In the example, this would mean if the violated OSHA regulation or standard specifically was designed to protect against injuries such as those suffered by Isaac, in a negligence suit, Isaac would not have to prove Roof Co. owed him a duty or that it failed to exercise due care. The violation of the OSHA standard in and of itself establishes care was due and Roof Co. failed to exercise the requisite level of care. The only issue left for a jury to decide is causation and damages. In a state where an OSHA violation may establish negligence per se, a contractor such as Roof Co. that does not contest an OSHA citation runs the risk of Isaac using the violation and Roof Co.'s acquiescence to the allegations as evidence of negligence.

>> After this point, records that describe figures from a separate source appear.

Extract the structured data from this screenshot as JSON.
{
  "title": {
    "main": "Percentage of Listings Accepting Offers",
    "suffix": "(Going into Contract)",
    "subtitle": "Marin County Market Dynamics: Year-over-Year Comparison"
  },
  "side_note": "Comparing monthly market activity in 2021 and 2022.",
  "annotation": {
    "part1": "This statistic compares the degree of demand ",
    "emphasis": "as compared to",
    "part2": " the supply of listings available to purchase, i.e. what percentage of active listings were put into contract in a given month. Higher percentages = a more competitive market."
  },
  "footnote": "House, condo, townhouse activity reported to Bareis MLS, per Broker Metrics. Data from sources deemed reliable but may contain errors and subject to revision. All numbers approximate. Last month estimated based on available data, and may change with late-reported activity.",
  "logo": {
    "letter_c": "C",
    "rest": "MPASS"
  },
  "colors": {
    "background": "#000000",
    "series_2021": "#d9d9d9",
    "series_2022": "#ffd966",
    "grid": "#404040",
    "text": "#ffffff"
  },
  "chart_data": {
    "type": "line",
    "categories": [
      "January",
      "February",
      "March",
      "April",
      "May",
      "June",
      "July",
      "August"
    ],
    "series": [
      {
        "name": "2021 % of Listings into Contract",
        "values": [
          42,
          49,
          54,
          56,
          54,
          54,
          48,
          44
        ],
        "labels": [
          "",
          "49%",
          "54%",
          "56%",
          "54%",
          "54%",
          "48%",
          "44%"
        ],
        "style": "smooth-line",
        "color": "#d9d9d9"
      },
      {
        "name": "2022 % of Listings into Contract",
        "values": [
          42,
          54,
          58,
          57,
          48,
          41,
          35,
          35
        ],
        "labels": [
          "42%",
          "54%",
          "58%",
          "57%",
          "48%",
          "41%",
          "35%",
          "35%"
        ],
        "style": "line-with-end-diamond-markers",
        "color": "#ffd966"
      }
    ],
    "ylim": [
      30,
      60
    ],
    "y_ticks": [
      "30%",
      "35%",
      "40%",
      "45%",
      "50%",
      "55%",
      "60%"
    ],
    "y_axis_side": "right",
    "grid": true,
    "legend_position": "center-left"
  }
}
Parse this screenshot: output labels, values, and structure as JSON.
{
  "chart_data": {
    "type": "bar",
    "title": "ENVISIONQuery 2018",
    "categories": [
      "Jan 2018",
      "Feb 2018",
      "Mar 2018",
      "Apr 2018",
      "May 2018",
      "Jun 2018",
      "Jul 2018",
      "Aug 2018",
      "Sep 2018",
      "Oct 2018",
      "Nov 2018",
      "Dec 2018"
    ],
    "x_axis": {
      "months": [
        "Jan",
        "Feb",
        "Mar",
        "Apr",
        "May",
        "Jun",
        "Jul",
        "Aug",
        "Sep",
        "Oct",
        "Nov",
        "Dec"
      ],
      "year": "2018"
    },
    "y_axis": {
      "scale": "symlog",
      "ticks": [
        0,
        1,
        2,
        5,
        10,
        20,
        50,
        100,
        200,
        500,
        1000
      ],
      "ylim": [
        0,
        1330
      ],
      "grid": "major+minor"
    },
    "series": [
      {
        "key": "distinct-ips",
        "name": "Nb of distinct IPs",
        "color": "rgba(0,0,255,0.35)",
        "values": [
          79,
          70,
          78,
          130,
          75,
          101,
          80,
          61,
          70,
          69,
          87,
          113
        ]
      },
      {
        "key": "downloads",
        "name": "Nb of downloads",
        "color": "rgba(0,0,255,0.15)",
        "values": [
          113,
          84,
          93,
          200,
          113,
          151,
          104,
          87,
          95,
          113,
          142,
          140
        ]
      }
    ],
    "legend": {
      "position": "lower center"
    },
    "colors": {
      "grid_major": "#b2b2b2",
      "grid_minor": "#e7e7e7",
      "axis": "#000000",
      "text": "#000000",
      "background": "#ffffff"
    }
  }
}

To reduce this risk, you ideally should contest OSHA citations provided you have a genuine factual or legal basis to do so. To start, request an informal conference in hopes of persuading OSHA to withdraw the citation. However, a more probable outcome of an informal conference will be the opportunity to settle the citation for either a reduced penalty, a less serious classification and/or having the cited standard changed to one that is less likely to result in a repeat offense, such as a training violation.
To mitigate future liability, it is critical a settlement agreement state an agreement to settle is not an admission that the factual or legal allegations forming the basis of the citation are true. Additionally, the settlement agreement should contain an exculpatory provision that states the settlement agreement and all the information exchanged during negotiations may not be used for any purpose other than in a subsequent OSHA proceeding. However, if you are unable to reach an agreeable settlement, proceed with contesting the citation. Contesting the citation will afford the opportunity to fully investigate the incident, including seeing what evidence OSHA has, which will provide valuable information necessary to best develop a defense and mitigate future liability and exposure.